Earlier today on Morning Edition, during a
piece about post-bankruptcy Twinkies and Wonder Bread, a reporter used the word 'tsunami', as in "there was tsunami of information" or words to that effect. Christopher Shays also used 'tsunami' in reference to the outcome of his congressional race. Since when did 'tsunami' become an adjective or a metaphor? What happened to the use of great words like deluge, onslaught, or inundated, swamped? When I think of tsunami, I think of the horrible destruction and loss of life that took place 4 years ago this month. Would you think it appropriate and accurate to say that our nation was "9-11-ed" by the recent financial crisis? Or that the Detroit Three are handling their companies like a New Orleans levee? Words are important: they paint a picture, illuminate an image in ways that make an impact, especially on the radio. Choose them wisely.

Friday, December 05, 2008

The times--are they a'changin'?

Lately I've been thinking about change. And not just because of Obama. It seems we humans are either proactive or reactive when it comes to change--I know: "Duh!". But it's very hard for us to be proactive. We'd rather skate along, get by, until we are forced to do something. The levees in New Orleans, Bush in the White House until '08, the depletion of natural resources, global warming; the list goes on and on.
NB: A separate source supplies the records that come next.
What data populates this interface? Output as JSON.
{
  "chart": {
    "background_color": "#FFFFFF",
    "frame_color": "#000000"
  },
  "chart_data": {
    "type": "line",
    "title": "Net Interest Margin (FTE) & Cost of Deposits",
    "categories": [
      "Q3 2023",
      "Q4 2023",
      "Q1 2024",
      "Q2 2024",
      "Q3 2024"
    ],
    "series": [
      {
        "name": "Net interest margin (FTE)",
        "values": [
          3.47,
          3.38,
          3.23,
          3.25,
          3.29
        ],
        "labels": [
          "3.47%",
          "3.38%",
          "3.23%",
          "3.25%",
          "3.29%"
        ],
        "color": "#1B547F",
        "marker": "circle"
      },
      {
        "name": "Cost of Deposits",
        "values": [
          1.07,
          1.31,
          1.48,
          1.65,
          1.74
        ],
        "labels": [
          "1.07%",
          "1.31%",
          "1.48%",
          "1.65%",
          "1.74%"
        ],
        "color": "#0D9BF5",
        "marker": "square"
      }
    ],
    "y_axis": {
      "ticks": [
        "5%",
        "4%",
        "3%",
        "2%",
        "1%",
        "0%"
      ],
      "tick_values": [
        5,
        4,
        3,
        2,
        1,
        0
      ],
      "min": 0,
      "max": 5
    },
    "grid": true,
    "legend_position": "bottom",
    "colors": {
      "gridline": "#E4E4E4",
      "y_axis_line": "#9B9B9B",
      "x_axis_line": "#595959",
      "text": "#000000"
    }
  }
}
What worries me is that it will take a cataclysmic event for us to form actual communities, grow our own produce, generate our own energy, give generously, buy locally, topple corporations and the might of empire; in short, create an ever-expanding ring of care and love, revealing God among us. Ubi caritas et amor, Deus ibi est.

We've already had several of these events in recent years (and they're getting worse), but they really haven't made a dent in our global, or even national, behavior. Ironically, war once had the ability to make a sizeable cohesion in our consciousness: food and fuel were rationed, resources were pooled and materials recycled or reused, sacrifices were made not just by some but by everyone. Not once has our current president demanded that we reduce our fuel consumption or any kind of the endless consumption this country seems to be about. Yes, we were strongly urged, but as much as we are reactive to change, we are also resistant--we have to be told what to do and why.

Nobody likes being told what to do, but really, can we afford to be so tolerant, polite and reluctant anymore? Congress must work with President-elect Obama and work hard. Money spent on war and on keeping millionaires and billionaires afloat needs to be spent on the levees in New Orleans, on education and health care, on eradicating AIDS in Africa and around the world, on making food available for every person on this planet, on creating renewable energy sources and allowing forests and mountaintops to recover from humanity's rape of them, on ending terrorism by making amends for our dominating ways as an empire.

The American empire is a direct descendant of Rome and Caesar, hence, the antithesis of the kingdom of God, that Beloved Community for which Jesus was crucified. Telling people how to live and how to resist the ways of empire was what Jesus and the prophets were all about. There is a parallel here I'm not sure I want to be around for.

Thursday, December 04, 2008

Still got a long way to go, baby

from USA Today, November 30, 2008:













"Women who take on tough issues and stake out new territory are often on the receiving end of ignorance."

--Benazir Bhutto to Hillary Clinton, commiserating on their mutual challenges as women leaders, as quoted in Clinton's 2003 memoir, Living History.

Tuesday, December 02, 2008

The big reveal

Ta-dah!! A big shout-out to Julie over at LonePrairie.net who designed my blog header! I saw her work over at Jan's place (I like a lot of what I see over at Jan's!), found her website, and she put together this new look for me. Unfortunately for the blogosphere, Julie won't be doing web design of this sort anymore. So head on over to her site to see her work, especially her watercolors.